Long Story Short

Our planet is wrapped in a layer of air so thin that, on a schoolroom globe, it would be no thicker than a coat of varnish. In that fragile skin, every breath and every storm we have ever known is held. For most of the last two thousand years it kept the world near a steady temperature. Then, with the industrial revolution, we humans began to burn coal, oil, and gas, and to clear the forests at a scale and pace the planet had never seen, and we left that steadiness behind: carbon dioxide in the atmosphere that had held between 180 and 300 parts per million for 800,000 years now stands at 427.

The warming followed the carbon. The warming we have caused now stands at 1.38 °C above the pre-industrial baseline, an all-time high, climbing about 0.27 °C each decade. Observed temperature swings around that line. It spiked to 1.5 °C in the 2024 El Niño, then eased to about 1.37 °C, and as another El Niño gathers it will rise again. But the human-caused warming beneath only climbs.

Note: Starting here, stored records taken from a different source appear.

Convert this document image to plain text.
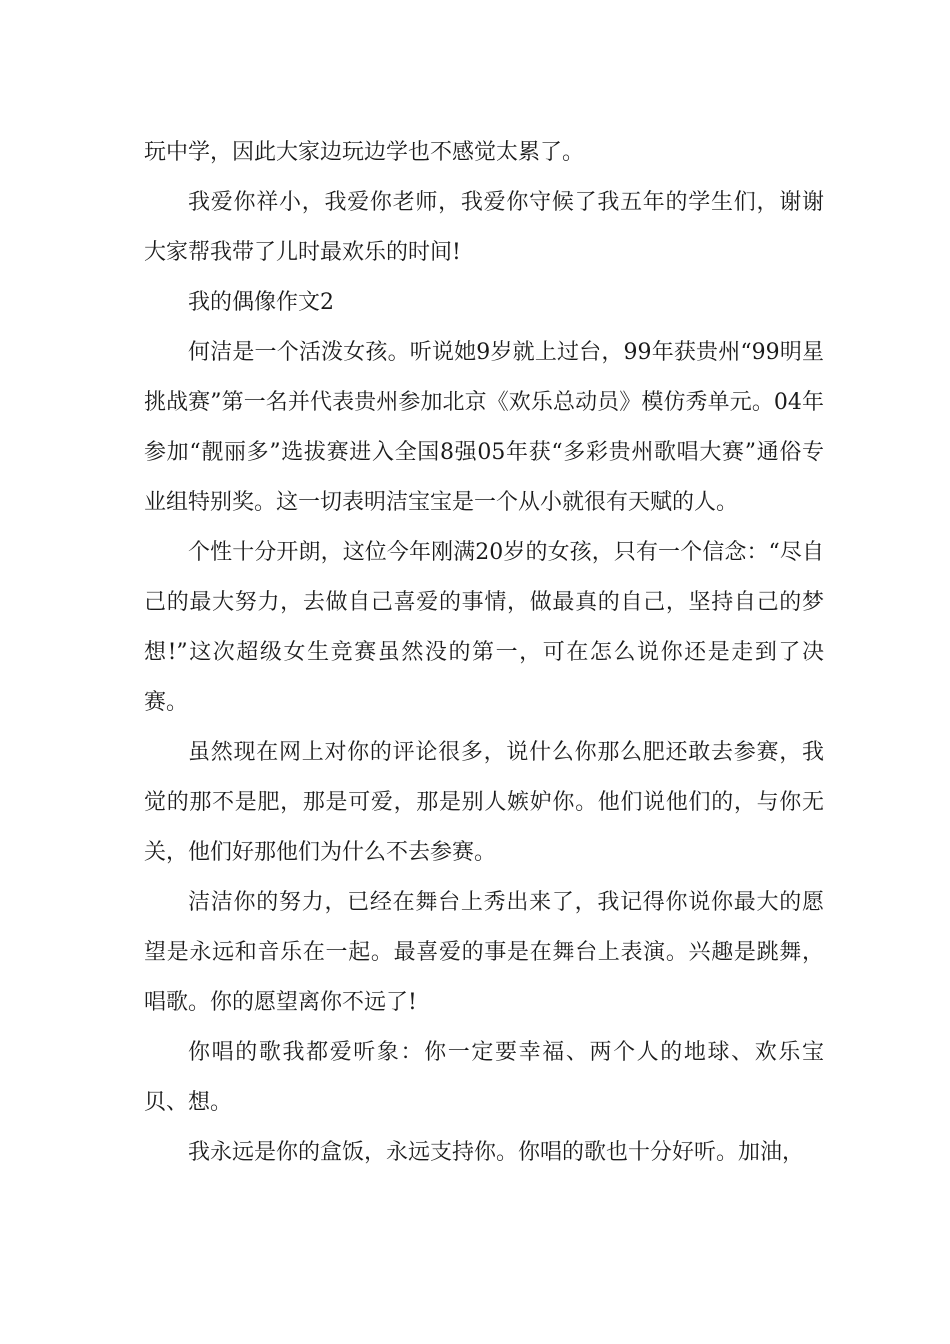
玩中学，因此大家边玩边学也不感觉太累了。

我爱你祥小，我爱你老师，我爱你守候了我五年的学生们，谢谢大家帮我带了儿时最欢乐的时间!

我的偶像作文2

何洁是一个活泼女孩。听说她9岁就上过台，99年获贵州“99明星挑战赛”第一名并代表贵州参加北京《欢乐总动员》模仿秀单元。04年参加“靓丽多”选拔赛进入全国8强05年获“多彩贵州歌唱大赛”通俗专业组特别奖。这一切表明洁宝宝是一个从小就很有天赋的人。

个性十分开朗，这位今年刚满20岁的女孩，只有一个信念：“尽自己的最大努力，去做自己喜爱的事情，做最真的自己，坚持自己的梦想!”这次超级女生竞赛虽然没的第一，可在怎么说你还是走到了决赛。

虽然现在网上对你的评论很多，说什么你那么肥还敢去参赛，我觉的那不是肥，那是可爱，那是别人嫉妒你。他们说他们的，与你无关，他们好那他们为什么不去参赛。

洁洁你的努力，已经在舞台上秀出来了，我记得你说你最大的愿望是永远和音乐在一起。最喜爱的事是在舞台上表演。兴趣是跳舞，唱歌。你的愿望离你不远了!

你唱的歌我都爱听象：你一定要幸福、两个人的地球、欢乐宝贝、想。

我永远是你的盒饭，永远支持你。你唱的歌也十分好听。加油，
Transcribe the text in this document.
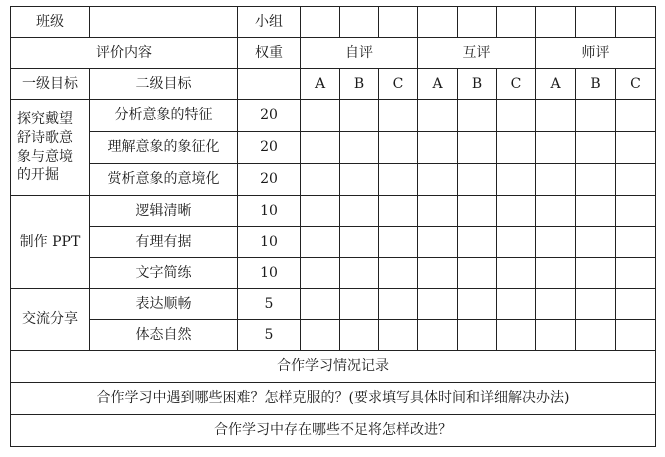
班级		小组									
评价内容		权重	自评			互评			师评		
一级目标	二级目标		A	B	C	A	B	C	A	B	C
探究戴望舒诗歌意象与意境的开掘	分析意象的特征	20									
	理解意象的象征化	20									
	赏析意象的意境化	20									
制作 PPT	逻辑清晰	10									
	有理有据	10									
	文字简练	10									
交流分享	表达顺畅	5									
	体态自然	5									
合作学习情况记录											
合作学习中遇到哪些困难？怎样克服的？(要求填写具体时间和详细解决办法)											
合作学习中存在哪些不足将怎样改进？											
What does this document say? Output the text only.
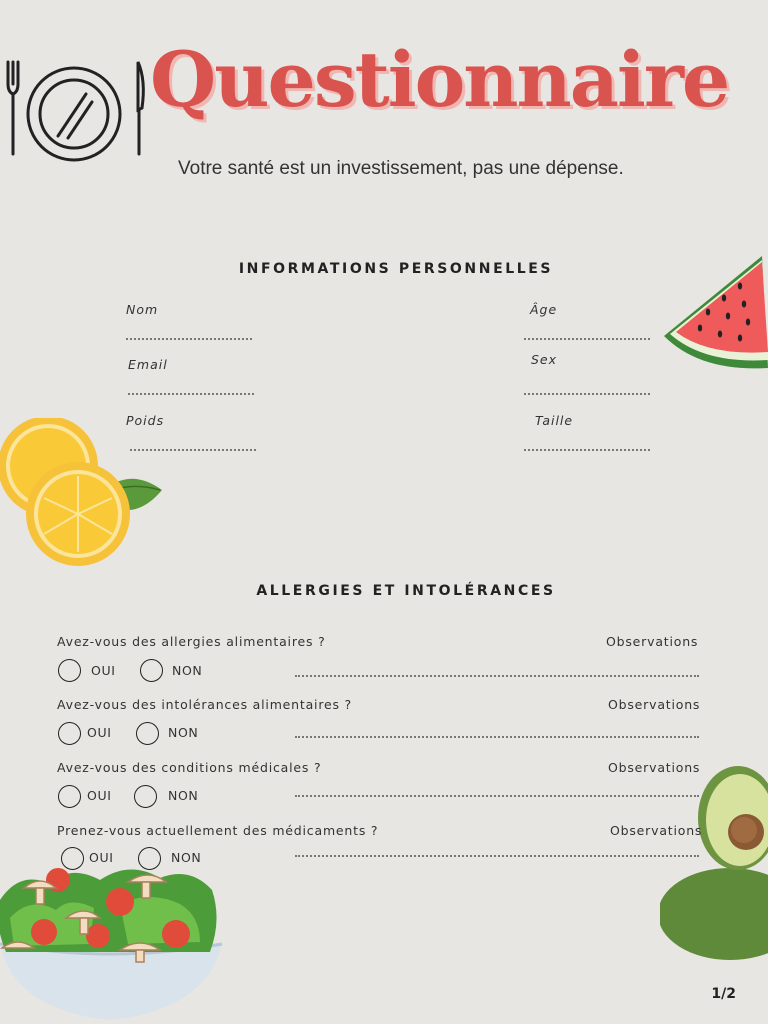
Questionnaire
Votre santé est un investissement, pas une dépense.
INFORMATIONS PERSONNELLES
Nom	Âge
Email	Sex
Poids	Taille
ALLERGIES ET INTOLÉRANCES
Avez-vous des allergies alimentaires ?	Observations
OUI	NON
Avez-vous des intolérances alimentaires ?	Observations
OUI	NON
Avez-vous des conditions médicales ?	Observations
OUI	NON
Prenez-vous actuellement des médicaments ?	Observations
OUI	NON
1/2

Warming is not just a number on a chart. It is extra energy trapped near the surface, day after day, and that energy has to go somewhere. It feeds heatwaves and wildfires, deepens droughts and floods, lends storms their strength, melts the ice, and warms and acidifies the seas, which have already risen some 23 cm since 1900. Whole species are pushed from the ranges they have always known, faster than they can follow, and with them the harvests and fresh water that billions of people depend upon. A degree, spread across a whole planet, is never small.

None of this is fate. The carbon budget for holding 1.5 °C is almost gone, yet the path is known: emissions must fall to net zero, near 1.5 °C by about 2032, near 1.7 °C by 2050. We changed the climate without meaning to, and we can change it back on purpose. So far as we know, this is the only world that has ever borne life, and no one is coming to save it for us. The task is large, but it is ours, and there is still time to choose.

To choose well, we have to see clearly. That is what Climate Change Tracker is for.